Apple will sell fewer iPhones in the fourth quarter and cause “a ripple effect throughout the supply chain,” AlphaOne Capital Partners founding partner Dan Niles told CNBC on Monday.
Lumentum, a facial recognition and augmented reality parts supplier for the tech giant, lowered its outlook because “one of our largest Industrial and Consumer customers” cut back on 3-D sensing shipments.
That’s “code for, pretty much, Apple,” Niles said on “Closing Bell.”
“So, my belief is that fourth-quarter sales of iPhones is going to be less than expected, and I think what you’re seeing today — with Lumentum cutting their estimates just 11 days after they already lowered guidance when they reported — is that things are definitely running worse than what was expected,” he said.
Adjustments to Lumentum’s guidance amount to a “21 million unit shortfall” for Apple, which left investors with mixed feelings after it announced it would end reporting unit sales of iPhones, iPads and Macs in its earnings reports, Niles said.
Shares of Apple fell more than 5 percent on Monday, closing at $ 194.17. Lumentum took a bigger hit, plummeting nearly 33 percent to end the day at $ 37.50.
Apple will run into more problems selling its iPhone and other products because of issues facing markets in China, Brazil and India, Niles said.
“What people should be really nervous about is all the hardware companies underneath [Apple and] how that’s going to impact them, because I don’t think Lumentum is going to be the only one that’s going to preannounce negatively driven by Apple when you get through this year,” he said.
Some Apple bulls defended the company’s decision to stop reporting unit sales as a sign that investors should take Apple’s services business into consideration moving forward.
“AAPL will stop disclosing unit sales figures next qtr, fueling fears the company has something to hide,” Jefferies Group, who calls the stock a buy, said earlier this month. “But AAPL will disclose Services gross margin for the first time ever, a potential catalyst for the stock.

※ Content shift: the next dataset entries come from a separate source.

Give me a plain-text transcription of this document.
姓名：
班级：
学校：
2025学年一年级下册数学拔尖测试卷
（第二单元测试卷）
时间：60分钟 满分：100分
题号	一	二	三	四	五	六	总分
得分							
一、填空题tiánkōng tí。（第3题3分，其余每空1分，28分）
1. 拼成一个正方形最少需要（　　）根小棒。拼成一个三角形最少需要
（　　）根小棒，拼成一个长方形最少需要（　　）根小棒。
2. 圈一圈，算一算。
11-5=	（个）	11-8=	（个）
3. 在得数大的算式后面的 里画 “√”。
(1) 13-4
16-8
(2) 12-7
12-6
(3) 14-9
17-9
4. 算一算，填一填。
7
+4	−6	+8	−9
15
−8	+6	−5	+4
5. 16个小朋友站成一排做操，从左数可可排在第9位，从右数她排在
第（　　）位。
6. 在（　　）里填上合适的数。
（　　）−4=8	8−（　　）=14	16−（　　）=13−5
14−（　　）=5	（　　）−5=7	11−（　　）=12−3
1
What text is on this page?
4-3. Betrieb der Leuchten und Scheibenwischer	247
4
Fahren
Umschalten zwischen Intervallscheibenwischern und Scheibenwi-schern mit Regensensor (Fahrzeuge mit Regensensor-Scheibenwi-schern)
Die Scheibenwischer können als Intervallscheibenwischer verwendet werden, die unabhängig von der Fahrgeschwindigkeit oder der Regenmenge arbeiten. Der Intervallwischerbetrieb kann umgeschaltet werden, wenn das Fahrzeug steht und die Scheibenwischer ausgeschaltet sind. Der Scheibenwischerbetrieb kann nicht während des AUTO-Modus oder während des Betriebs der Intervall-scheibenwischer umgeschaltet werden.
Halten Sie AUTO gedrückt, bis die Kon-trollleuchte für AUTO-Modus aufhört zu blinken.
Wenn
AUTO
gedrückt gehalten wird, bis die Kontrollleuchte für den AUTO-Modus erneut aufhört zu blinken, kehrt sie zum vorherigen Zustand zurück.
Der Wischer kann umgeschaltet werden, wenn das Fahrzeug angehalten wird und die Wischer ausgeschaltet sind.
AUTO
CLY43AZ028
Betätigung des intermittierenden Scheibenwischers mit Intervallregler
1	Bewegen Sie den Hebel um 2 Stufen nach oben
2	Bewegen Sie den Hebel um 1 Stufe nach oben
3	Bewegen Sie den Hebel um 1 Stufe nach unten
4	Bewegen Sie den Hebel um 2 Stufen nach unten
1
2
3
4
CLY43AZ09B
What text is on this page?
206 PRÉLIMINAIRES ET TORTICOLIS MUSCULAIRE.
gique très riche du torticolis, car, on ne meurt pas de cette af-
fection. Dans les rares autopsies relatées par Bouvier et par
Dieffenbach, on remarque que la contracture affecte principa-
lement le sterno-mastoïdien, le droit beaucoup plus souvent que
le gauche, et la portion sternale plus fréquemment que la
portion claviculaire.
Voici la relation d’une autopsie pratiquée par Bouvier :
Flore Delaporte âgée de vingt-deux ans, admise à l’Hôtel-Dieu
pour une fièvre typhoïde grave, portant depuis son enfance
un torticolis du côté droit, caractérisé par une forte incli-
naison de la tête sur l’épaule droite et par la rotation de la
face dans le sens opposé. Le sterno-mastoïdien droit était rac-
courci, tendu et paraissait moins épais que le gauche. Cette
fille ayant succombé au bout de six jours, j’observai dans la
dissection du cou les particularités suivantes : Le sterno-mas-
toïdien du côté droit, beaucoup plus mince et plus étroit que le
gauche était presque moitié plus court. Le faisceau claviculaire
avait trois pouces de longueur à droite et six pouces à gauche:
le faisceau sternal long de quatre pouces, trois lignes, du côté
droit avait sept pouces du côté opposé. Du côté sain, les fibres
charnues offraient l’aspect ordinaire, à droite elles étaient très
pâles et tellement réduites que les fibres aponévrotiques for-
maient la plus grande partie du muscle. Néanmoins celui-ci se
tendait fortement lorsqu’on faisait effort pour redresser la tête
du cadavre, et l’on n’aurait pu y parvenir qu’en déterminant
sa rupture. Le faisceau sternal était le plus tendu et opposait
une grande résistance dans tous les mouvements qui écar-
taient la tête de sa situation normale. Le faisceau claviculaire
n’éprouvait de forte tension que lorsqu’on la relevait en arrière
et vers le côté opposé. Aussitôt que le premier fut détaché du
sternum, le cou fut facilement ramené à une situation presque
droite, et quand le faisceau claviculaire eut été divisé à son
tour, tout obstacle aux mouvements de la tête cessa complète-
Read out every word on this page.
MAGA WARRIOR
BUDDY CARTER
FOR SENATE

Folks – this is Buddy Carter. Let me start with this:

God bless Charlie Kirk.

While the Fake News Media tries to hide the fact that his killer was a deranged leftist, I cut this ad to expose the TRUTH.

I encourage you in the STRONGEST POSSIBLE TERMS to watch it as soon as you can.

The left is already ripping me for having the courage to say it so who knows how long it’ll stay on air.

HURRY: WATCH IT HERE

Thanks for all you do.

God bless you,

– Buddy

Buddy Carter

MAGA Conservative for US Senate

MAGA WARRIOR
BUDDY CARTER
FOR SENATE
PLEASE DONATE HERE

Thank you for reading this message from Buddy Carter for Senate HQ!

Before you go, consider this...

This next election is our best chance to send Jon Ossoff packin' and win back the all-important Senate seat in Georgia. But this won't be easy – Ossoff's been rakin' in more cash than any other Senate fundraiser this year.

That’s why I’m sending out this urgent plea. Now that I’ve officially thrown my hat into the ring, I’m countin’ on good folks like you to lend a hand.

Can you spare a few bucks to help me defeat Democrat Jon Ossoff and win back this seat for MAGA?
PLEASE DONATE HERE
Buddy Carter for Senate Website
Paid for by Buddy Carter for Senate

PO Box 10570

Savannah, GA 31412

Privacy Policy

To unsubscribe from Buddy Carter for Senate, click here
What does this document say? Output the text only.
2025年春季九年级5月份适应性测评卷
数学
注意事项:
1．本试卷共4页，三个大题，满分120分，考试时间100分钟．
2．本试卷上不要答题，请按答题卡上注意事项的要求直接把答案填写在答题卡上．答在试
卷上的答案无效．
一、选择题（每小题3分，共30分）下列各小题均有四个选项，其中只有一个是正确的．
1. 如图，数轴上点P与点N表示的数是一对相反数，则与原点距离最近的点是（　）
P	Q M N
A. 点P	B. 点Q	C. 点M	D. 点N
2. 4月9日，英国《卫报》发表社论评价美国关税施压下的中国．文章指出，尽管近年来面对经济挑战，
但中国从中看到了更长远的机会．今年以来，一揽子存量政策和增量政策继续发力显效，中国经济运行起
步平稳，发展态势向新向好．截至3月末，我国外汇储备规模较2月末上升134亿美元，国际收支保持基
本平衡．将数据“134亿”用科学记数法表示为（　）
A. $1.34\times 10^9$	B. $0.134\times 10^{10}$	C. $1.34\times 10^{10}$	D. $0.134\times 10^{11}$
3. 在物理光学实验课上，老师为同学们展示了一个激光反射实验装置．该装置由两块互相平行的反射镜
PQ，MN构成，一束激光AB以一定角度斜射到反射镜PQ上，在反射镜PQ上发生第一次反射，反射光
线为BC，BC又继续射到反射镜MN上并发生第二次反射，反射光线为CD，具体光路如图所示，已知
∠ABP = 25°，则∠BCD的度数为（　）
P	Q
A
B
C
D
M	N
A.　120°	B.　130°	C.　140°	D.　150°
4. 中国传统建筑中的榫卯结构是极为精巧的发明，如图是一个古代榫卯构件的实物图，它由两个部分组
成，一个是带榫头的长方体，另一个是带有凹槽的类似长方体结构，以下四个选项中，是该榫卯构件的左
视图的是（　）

We believe AAPL intends to tell a compelling Services story, which we believe has 2x higher gross margin than hardware and improving.”
Niles, who is short Apple, said the Apple bulls “are wrong” because the company’s “ecosystem” that’s built on iPhone customers will not grow.
Niles acknowledged there is a lot of “optimism” because Apple, which is up more than 20 percent year to date, is outperforming the S&P 500, which is up about 2 percent year to date. But Niles said that Apple “should be under-performing the market.”
“You can’t sell services to somebody if they don’t have an iPhone,” he said. “Services is a lagging indicator, it’s not a leading indicator. And if you’re selling that many less iPhones to users, you can’t sell them services.”